To remedy this predicament, the Formosa Speech in the Wild (FSW) project was established in Nov. 2017. Its initial goal is to collect a shared, large-scale, real-life, multi-genre and spontaneous Taiwanese speech corpus in order to improve the development of Taiwanese-specific ASR techniques. The final goal of the FSW project is to publicly release about 3000 and 100 hours of Taiwanese Mandarin and Taiwanese Hokkien speech data, respectively, to fulfill the big language resource requirement in the era of artificial intelligence and machine learning.

In this talk, we will briefly describe the development of the FSW Corpus (both Mandarin and Taiwanese Hokkien) and our collection and annotation protocol. We will also introduce the task and design of the FSR challenge, as well as give the final evaluation results.

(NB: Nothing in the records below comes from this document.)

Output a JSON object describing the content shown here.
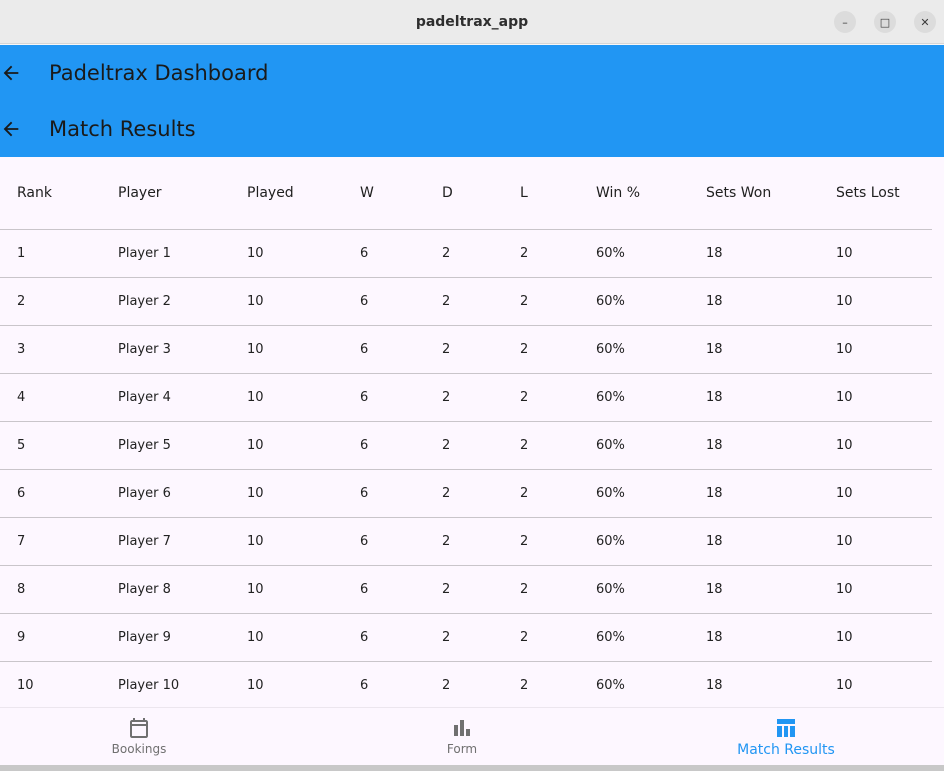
{
  "window": {
    "title": "padeltrax_app",
    "minimize_glyph": "–",
    "maximize_glyph": "□",
    "close_glyph": "✕"
  },
  "appbars": [
    {
      "title": "Padeltrax Dashboard",
      "icon": "arrow-back-icon"
    },
    {
      "title": "Match Results",
      "icon": "arrow-back-icon"
    }
  ],
  "table": {
    "headers": [
      "Rank",
      "Player",
      "Played",
      "W",
      "D",
      "L",
      "Win %",
      "Sets Won",
      "Sets Lost"
    ],
    "rows": [
      [
        "1",
        "Player 1",
        "10",
        "6",
        "2",
        "2",
        "60%",
        "18",
        "10"
      ],
      [
        "2",
        "Player 2",
        "10",
        "6",
        "2",
        "2",
        "60%",
        "18",
        "10"
      ],
      [
        "3",
        "Player 3",
        "10",
        "6",
        "2",
        "2",
        "60%",
        "18",
        "10"
      ],
      [
        "4",
        "Player 4",
        "10",
        "6",
        "2",
        "2",
        "60%",
        "18",
        "10"
      ],
      [
        "5",
        "Player 5",
        "10",
        "6",
        "2",
        "2",
        "60%",
        "18",
        "10"
      ],
      [
        "6",
        "Player 6",
        "10",
        "6",
        "2",
        "2",
        "60%",
        "18",
        "10"
      ],
      [
        "7",
        "Player 7",
        "10",
        "6",
        "2",
        "2",
        "60%",
        "18",
        "10"
      ],
      [
        "8",
        "Player 8",
        "10",
        "6",
        "2",
        "2",
        "60%",
        "18",
        "10"
      ],
      [
        "9",
        "Player 9",
        "10",
        "6",
        "2",
        "2",
        "60%",
        "18",
        "10"
      ],
      [
        "10",
        "Player 10",
        "10",
        "6",
        "2",
        "2",
        "60%",
        "18",
        "10"
      ]
    ]
  },
  "bottom_nav": {
    "items": [
      {
        "label": "Bookings",
        "icon": "calendar-icon",
        "active": false
      },
      {
        "label": "Form",
        "icon": "bar-chart-icon",
        "active": false
      },
      {
        "label": "Match Results",
        "icon": "table-icon",
        "active": true
      }
    ]
  },
  "colors": {
    "primary": "#2196f3",
    "background": "#fdf7ff",
    "divider": "#c9c5ca",
    "inactive_nav": "#707070"
  }
}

Yuan-Fu Liao received the B.S., M.S., and Ph.D. degrees from Department of Communication Engineering, National Chiao Tung University (NCTU), Hsinchu, Taiwan, in 1991, 1993, and 1998, respectively. From January 1999 to June 1999, he was a Postdoctoral Researcher with the Department of Communication Engineering, National Chiao-Tung University. From September 1999 to February 2002, he became a Research Engineer with Philips Research East Asia, Taiwan, Since February 2002, he has been with the Department of Electronic Engineering, National Taipei University of Technology, Taipei, Taiwan, where he is currently an associate professor. His major research interests are Speech Signal Processing (Speech/Speaker/Language Recognition/Speech Synthesis), Audio Signal Processing (Speech Enhancement, Microphone Array), Natural Language Processing, Machine Learning​ (Deep Learning, Deep Neural Networks).